Im Mittelpunkt des Deutschunterrichts stand eine so genannte „Deutschkunde“ mit einer „volkhaften Dichtung“, während im Sportunterricht Boxen, Fußball und Geländesport eine immer größere Rolle spielten. Die Sportstunden wurden auf drei, später sogar auf fünf Stunden erhöht. Bei Aufnahme- und Abschlussprüfungen hatten Leistungen im Sport ein besonderes Gewicht. Unfähigkeit im Sport hatte die Entlassung von der Schule zur Folge.
Geschichtsunterricht wurde das Kernfach einer politischen Erziehung mit dem Ziel, eine begeisternde, heldische Weltanschauung zu vermitteln und den „Wehr- und Rassegedanken“ planmäßig zu fördern. Selbst der Religionsunterricht war Unterricht im Nationalsozialismus: Er begann und endete mit „Heil Hitler“, die Pläne Gottes und des Führers galten als gleichwertig, das Alte Testament wurde abgelehnt als „Spiegelbild jüdischen Geistes“ und das „positive Christentum“ der Deutschen Christen vermittelte Jesus als Held, der „von den Juden erschlagen wurde“. Ab Frühjahr 1934 gab es wöchentlich einen „Deutschen Tag“ zur körperlichen wie politischen Erziehung der Schuljugend.

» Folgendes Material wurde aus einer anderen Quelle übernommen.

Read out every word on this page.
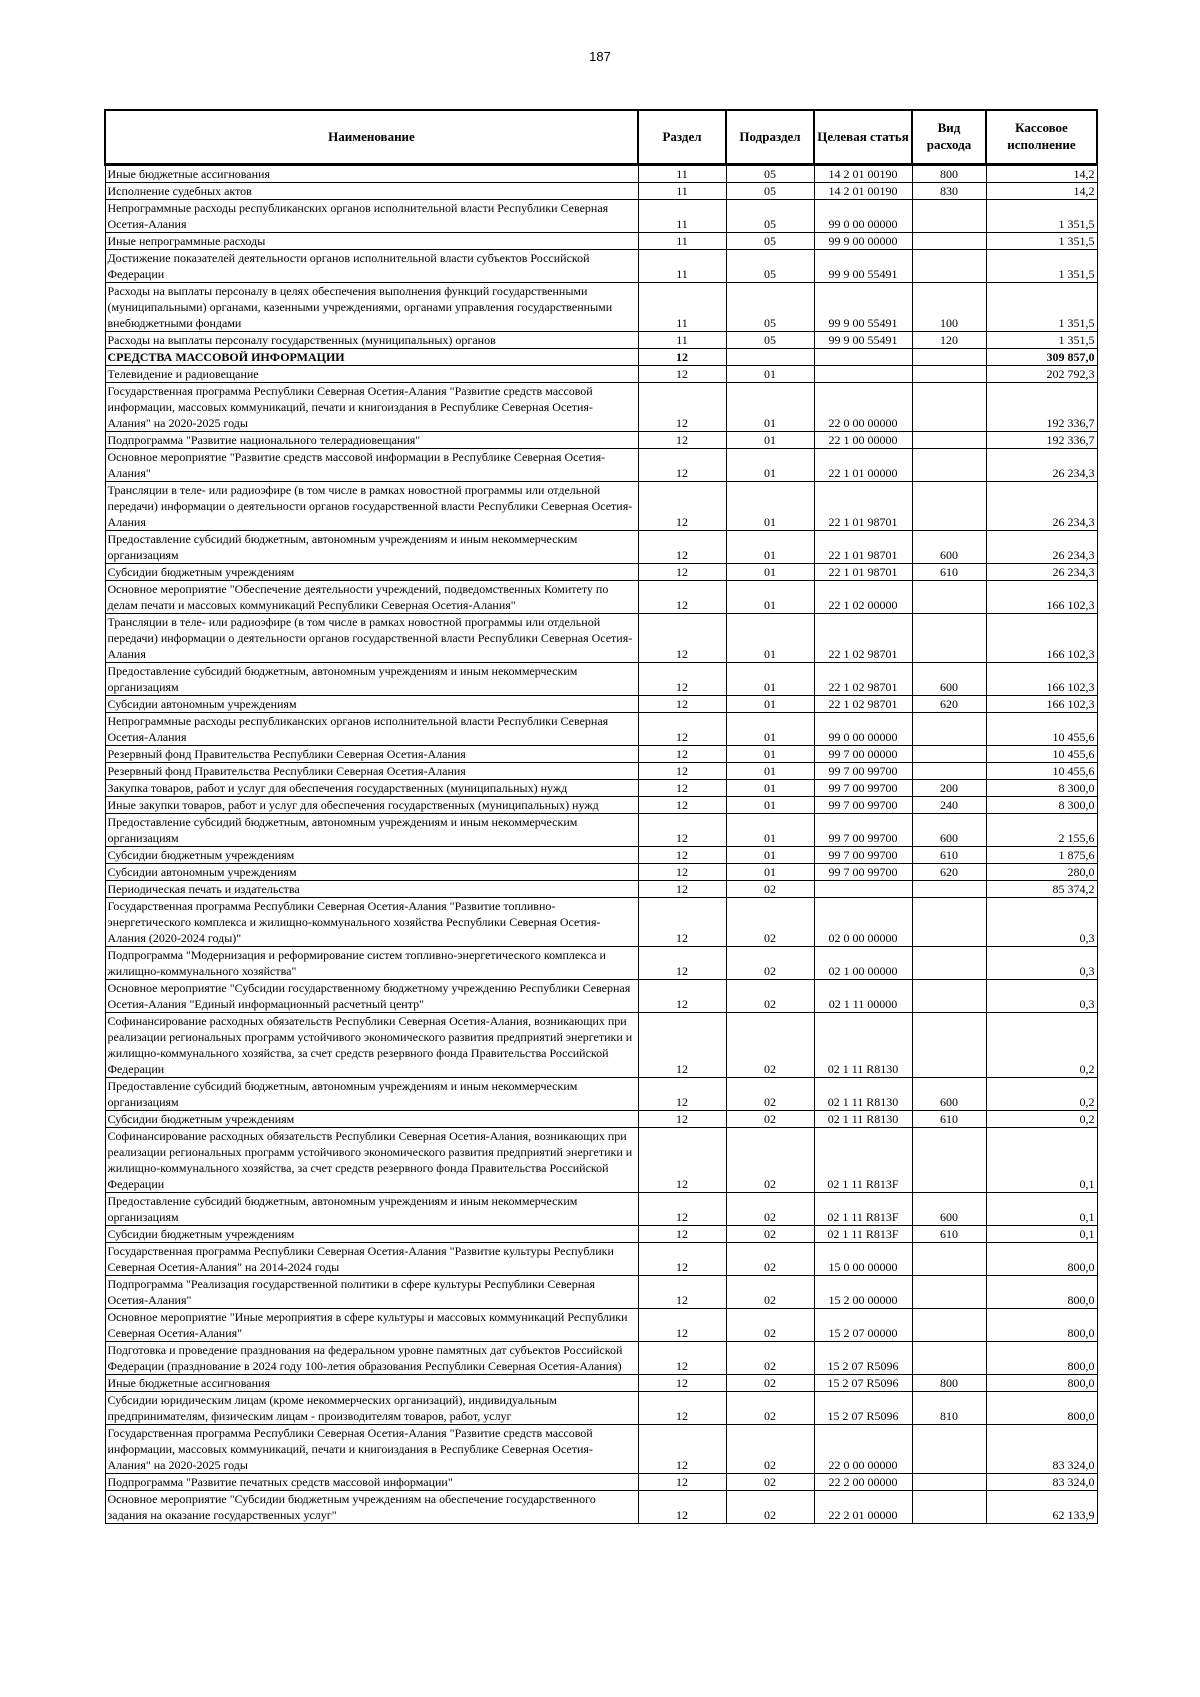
187
Наименование	Раздел	Подраздел	Целевая статья	Вид расхода	Кассовое исполнение
Иные бюджетные ассигнования	11	05	14 2 01 00190	800	14,2
Исполнение судебных актов	11	05	14 2 01 00190	830	14,2
Непрограммные расходы республиканских органов исполнительной власти Республики Северная Осетия-Алания	11	05	99 0 00 00000		1 351,5
Иные непрограммные расходы	11	05	99 9 00 00000		1 351,5
Достижение показателей деятельности органов исполнительной власти субъектов Российской Федерации	11	05	99 9 00 55491		1 351,5
Расходы на выплаты персоналу в целях обеспечения выполнения функций государственными (муниципальными) органами, казенными учреждениями, органами управления государственными внебюджетными фондами	11	05	99 9 00 55491	100	1 351,5
Расходы на выплаты персоналу государственных (муниципальных) органов	11	05	99 9 00 55491	120	1 351,5
СРЕДСТВА МАССОВОЙ ИНФОРМАЦИИ	12				309 857,0
Телевидение и радиовещание	12	01			202 792,3
Государственная программа Республики Северная Осетия-Алания "Развитие средств массовой информации, массовых коммуникаций, печати и книгоиздания в Республике Северная Осетия-Алания" на 2020-2025 годы	12	01	22 0 00 00000		192 336,7
Подпрограмма "Развитие национального телерадиовещания"	12	01	22 1 00 00000		192 336,7
Основное мероприятие "Развитие средств массовой информации в Республике Северная Осетия-Алания"	12	01	22 1 01 00000		26 234,3
Трансляции в теле- или радиоэфире (в том числе в рамках новостной программы или отдельной передачи) информации о деятельности органов государственной власти Республики Северная Осетия-Алания	12	01	22 1 01 98701		26 234,3
Предоставление субсидий бюджетным, автономным учреждениям и иным некоммерческим организациям	12	01	22 1 01 98701	600	26 234,3
Субсидии бюджетным учреждениям	12	01	22 1 01 98701	610	26 234,3
Основное мероприятие "Обеспечение деятельности учреждений, подведомственных Комитету по делам печати и массовых коммуникаций Республики Северная Осетия-Алания"	12	01	22 1 02 00000		166 102,3
Трансляции в теле- или радиоэфире (в том числе в рамках новостной программы или отдельной передачи) информации о деятельности органов государственной власти Республики Северная Осетия-Алания	12	01	22 1 02 98701		166 102,3
Предоставление субсидий бюджетным, автономным учреждениям и иным некоммерческим организациям	12	01	22 1 02 98701	600	166 102,3
Субсидии автономным учреждениям	12	01	22 1 02 98701	620	166 102,3
Непрограммные расходы республиканских органов исполнительной власти Республики Северная Осетия-Алания	12	01	99 0 00 00000		10 455,6
Резервный фонд Правительства Республики Северная Осетия-Алания	12	01	99 7 00 00000		10 455,6
Резервный фонд Правительства Республики Северная Осетия-Алания	12	01	99 7 00 99700		10 455,6
Закупка товаров, работ и услуг для обеспечения государственных (муниципальных) нужд	12	01	99 7 00 99700	200	8 300,0
Иные закупки товаров, работ и услуг для обеспечения государственных (муниципальных) нужд	12	01	99 7 00 99700	240	8 300,0
Предоставление субсидий бюджетным, автономным учреждениям и иным некоммерческим организациям	12	01	99 7 00 99700	600	2 155,6
Субсидии бюджетным учреждениям	12	01	99 7 00 99700	610	1 875,6
Субсидии автономным учреждениям	12	01	99 7 00 99700	620	280,0
Периодическая печать и издательства	12	02			85 374,2
Государственная программа Республики Северная Осетия-Алания "Развитие топливно-энергетического комплекса и жилищно-коммунального хозяйства Республики Северная Осетия-Алания (2020-2024 годы)"	12	02	02 0 00 00000		0,3
Подпрограмма "Модернизация и реформирование систем топливно-энергетического комплекса и жилищно-коммунального хозяйства"	12	02	02 1 00 00000		0,3
Основное мероприятие "Субсидии государственному бюджетному учреждению Республики Северная Осетия-Алания "Единый информационный расчетный центр"	12	02	02 1 11 00000		0,3
Софинансирование расходных обязательств Республики Северная Осетия-Алания, возникающих при реализации региональных программ устойчивого экономического развития предприятий энергетики и жилищно-коммунального хозяйства, за счет средств резервного фонда Правительства Российской Федерации	12	02	02 1 11 R8130		0,2
Предоставление субсидий бюджетным, автономным учреждениям и иным некоммерческим организациям	12	02	02 1 11 R8130	600	0,2
Субсидии бюджетным учреждениям	12	02	02 1 11 R8130	610	0,2
Софинансирование расходных обязательств Республики Северная Осетия-Алания, возникающих при реализации региональных программ устойчивого экономического развития предприятий энергетики и жилищно-коммунального хозяйства, за счет средств резервного фонда Правительства Российской Федерации	12	02	02 1 11 R813F		0,1
Предоставление субсидий бюджетным, автономным учреждениям и иным некоммерческим организациям	12	02	02 1 11 R813F	600	0,1
Субсидии бюджетным учреждениям	12	02	02 1 11 R813F	610	0,1
Государственная программа Республики Северная Осетия-Алания "Развитие культуры Республики Северная Осетия-Алания" на 2014-2024 годы	12	02	15 0 00 00000		800,0
Подпрограмма "Реализация государственной политики в сфере культуры Республики Северная Осетия-Алания"	12	02	15 2 00 00000		800,0
Основное мероприятие "Иные мероприятия в сфере культуры и массовых коммуникаций Республики Северная Осетия-Алания"	12	02	15 2 07 00000		800,0
Подготовка и проведение празднования на федеральном уровне памятных дат субъектов Российской Федерации (празднование в 2024 году 100-летия образования Республики Северная Осетия-Алания)	12	02	15 2 07 R5096		800,0
Иные бюджетные ассигнования	12	02	15 2 07 R5096	800	800,0
Субсидии юридическим лицам (кроме некоммерческих организаций), индивидуальным предпринимателям, физическим лицам - производителям товаров, работ, услуг	12	02	15 2 07 R5096	810	800,0
Государственная программа Республики Северная Осетия-Алания "Развитие средств массовой информации, массовых коммуникаций, печати и книгоиздания в Республике Северная Осетия-Алания" на 2020-2025 годы	12	02	22 0 00 00000		83 324,0
Подпрограмма "Развитие печатных средств массовой информации"	12	02	22 2 00 00000		83 324,0
Основное мероприятие "Субсидии бюджетным учреждениям на обеспечение государственного задания на оказание государственных услуг"	12	02	22 2 01 00000		62 133,9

Die NS-Ideologisierung fand sehr schnell Eingang in die Volksschulen. In den höheren Schulen wurde zunächst noch versucht, eine leistungsorientierte Lernschule aufrecht zu halten. Doch ab 1937 wurden vom Reichsministerium für Wissenschaft, Erziehung und Volksbildung allgemein verbindliche Richtlinien erlassen, die die NS-Intention auch hier durchsetzen sollten. Eine amtliche Verlautbarung dieses Ministeriums aus dem Jahre 1938 legte fest, dass die NS-Weltanschauung nicht „Gegenstand oder Anwendungsgebiet des Unterrichts, sondern sein Fundament“ sei.
2. In der Hitlerjugend
Der Einfluss auf die deutsche Jugend durch die NS-Ideologie war nicht auf die Schule begrenzt. Vor allem in der Hitlerjugend wurde der Typ geprägt, den Hitler mit dem Schlagwort als „…flink wie ein Windhund, zäh wie Leder und hart wie Kruppstahl“ idealisierte.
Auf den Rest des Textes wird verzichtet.